In the strict sense therefore even in commercial transactions, the Court is empowered to grant the interest lesser than the contract rate or even can disallow the interest in toto, but the circumstances should be exceptional for taking such a course. In the instant case, the respondents are petty businessmen and it is submitted on their behalf that they sustained loss in the business and in spite of the same, they repaid the major part of the loan amount during the pendency of the suit and subsequently they paid the remaining amount also as per the preliminary decree passed by the trial Court. The said fact has not been denied by the learned counsel appearing for the appellant-bank. The loan amount was borrowed on 27.02.1987. No doubt in the strict sense the loan was obtained for commercial purpose.

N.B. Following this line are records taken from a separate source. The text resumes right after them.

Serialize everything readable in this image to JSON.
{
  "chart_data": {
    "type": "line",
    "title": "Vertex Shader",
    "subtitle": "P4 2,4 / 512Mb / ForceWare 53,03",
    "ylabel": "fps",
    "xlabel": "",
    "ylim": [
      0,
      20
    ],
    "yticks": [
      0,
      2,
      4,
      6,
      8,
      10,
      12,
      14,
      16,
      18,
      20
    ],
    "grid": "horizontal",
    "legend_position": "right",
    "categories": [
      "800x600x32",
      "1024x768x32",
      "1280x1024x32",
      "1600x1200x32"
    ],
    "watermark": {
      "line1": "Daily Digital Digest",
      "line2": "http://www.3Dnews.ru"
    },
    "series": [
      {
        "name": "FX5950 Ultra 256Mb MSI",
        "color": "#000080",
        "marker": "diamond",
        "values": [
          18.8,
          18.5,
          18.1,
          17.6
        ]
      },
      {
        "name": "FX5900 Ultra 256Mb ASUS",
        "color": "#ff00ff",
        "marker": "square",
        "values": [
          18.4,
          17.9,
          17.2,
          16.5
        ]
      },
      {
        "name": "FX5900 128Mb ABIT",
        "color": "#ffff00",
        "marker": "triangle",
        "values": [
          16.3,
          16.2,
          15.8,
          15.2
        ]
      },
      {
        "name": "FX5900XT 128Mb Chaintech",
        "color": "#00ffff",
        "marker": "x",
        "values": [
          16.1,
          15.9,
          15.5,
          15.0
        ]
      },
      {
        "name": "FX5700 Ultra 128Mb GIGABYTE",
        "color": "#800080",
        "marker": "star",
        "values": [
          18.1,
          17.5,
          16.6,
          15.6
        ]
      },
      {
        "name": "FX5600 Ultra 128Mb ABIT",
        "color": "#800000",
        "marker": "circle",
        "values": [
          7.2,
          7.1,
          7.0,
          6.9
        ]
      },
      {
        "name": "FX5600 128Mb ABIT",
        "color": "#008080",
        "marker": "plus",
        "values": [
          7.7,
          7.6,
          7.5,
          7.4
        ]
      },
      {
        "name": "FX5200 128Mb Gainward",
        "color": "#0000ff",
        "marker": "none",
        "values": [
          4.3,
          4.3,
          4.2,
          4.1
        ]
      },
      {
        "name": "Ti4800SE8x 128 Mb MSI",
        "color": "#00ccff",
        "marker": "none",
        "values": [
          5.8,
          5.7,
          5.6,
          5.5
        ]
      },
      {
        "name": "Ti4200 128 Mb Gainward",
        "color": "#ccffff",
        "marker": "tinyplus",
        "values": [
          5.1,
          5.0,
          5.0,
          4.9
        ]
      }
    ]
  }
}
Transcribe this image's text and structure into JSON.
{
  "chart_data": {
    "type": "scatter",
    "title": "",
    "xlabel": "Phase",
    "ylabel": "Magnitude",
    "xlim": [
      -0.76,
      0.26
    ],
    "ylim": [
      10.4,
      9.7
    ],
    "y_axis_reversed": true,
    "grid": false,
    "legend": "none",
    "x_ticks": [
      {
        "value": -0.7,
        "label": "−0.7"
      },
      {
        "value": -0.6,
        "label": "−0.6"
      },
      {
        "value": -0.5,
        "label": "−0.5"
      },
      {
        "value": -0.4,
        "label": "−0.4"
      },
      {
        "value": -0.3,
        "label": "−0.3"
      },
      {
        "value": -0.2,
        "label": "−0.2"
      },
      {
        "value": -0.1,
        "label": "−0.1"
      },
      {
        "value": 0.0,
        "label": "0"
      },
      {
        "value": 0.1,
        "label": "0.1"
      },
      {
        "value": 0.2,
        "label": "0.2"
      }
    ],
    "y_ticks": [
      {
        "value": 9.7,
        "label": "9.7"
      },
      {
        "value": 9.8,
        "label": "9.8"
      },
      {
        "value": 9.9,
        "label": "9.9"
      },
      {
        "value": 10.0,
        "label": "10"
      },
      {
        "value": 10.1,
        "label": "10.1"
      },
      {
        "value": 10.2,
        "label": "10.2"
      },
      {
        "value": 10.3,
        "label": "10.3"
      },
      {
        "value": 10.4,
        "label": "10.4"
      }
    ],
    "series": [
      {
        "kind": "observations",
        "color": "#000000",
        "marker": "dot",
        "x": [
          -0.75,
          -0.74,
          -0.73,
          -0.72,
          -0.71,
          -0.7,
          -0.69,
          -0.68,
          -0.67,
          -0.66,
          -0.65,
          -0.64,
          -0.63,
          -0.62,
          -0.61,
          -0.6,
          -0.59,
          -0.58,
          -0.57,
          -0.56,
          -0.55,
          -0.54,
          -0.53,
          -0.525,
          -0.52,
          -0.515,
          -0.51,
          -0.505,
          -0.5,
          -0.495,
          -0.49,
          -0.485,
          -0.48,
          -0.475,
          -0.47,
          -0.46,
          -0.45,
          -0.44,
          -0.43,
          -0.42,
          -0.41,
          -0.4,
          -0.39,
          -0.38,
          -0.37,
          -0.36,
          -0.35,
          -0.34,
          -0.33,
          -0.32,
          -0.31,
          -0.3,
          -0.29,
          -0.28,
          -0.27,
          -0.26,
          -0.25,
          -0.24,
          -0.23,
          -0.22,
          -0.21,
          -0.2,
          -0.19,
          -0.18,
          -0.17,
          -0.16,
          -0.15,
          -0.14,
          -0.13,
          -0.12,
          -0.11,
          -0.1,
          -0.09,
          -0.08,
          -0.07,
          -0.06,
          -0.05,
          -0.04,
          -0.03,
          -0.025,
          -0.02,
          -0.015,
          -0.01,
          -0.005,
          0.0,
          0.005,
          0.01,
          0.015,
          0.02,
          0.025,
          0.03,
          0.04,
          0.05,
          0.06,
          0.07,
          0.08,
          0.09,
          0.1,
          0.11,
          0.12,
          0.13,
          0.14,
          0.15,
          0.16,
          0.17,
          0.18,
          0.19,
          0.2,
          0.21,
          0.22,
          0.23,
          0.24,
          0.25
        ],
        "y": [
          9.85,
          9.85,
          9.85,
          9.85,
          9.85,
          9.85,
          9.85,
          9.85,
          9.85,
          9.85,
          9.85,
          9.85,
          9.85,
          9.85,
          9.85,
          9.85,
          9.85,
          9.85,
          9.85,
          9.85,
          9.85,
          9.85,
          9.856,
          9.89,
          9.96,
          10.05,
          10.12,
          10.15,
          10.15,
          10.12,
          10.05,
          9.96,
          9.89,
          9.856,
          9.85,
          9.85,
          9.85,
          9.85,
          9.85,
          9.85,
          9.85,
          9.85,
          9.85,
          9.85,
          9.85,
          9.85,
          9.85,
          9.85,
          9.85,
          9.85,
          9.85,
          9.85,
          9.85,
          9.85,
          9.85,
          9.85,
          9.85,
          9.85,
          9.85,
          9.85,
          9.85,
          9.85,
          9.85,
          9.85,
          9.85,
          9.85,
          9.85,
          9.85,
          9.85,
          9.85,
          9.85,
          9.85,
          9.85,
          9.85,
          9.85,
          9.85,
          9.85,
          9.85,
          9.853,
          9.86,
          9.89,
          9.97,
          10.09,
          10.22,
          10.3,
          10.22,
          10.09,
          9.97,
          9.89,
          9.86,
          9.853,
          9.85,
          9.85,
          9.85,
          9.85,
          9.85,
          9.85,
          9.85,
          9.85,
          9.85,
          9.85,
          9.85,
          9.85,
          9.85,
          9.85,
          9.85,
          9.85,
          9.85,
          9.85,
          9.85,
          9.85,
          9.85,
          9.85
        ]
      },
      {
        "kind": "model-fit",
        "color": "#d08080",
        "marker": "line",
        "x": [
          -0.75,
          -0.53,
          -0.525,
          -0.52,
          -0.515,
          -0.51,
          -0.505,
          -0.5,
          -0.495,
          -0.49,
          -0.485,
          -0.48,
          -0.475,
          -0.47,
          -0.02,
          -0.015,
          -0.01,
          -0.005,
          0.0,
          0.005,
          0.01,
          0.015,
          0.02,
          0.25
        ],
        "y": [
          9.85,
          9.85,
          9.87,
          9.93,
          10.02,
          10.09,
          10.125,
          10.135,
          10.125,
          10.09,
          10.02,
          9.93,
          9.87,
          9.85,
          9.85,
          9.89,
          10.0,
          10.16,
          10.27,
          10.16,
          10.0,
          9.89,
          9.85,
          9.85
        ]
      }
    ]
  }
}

If the respondents are directed to pay interest @ 14% per annum on the amount of Rs.33,098.76 ps., it works out to a very huge amount and it causes undue hardship to the defendants. The learned trial Court considering the circumstances referred hereinabove rightly exercised its discretion to award further interest @ 6% per annum. The circumstances in which the interest lesser than the contractual rate was awarded by the trial Court, in my view, are very exceptional and granting further interest on the balance amount @ 6% per annum by the trial Court is perfectly justified in the instant case. It is not possible to accept the contention of the learned counsel appearing for the appellant-bank that the decree passed by the trial Court in so far as the interest is concerned, is contrary to law. For the foregoing reasons, absolutely I see no valid grounds to interfere with the decree and judgment passed by the learned trial Court and the contention that it is mandatory for the trial Court to grant interest at contractual rate is without any merit. The decree and judgment passed by the trial Court are confirmed and the appeal is dismissed. There shall be no order as to costs.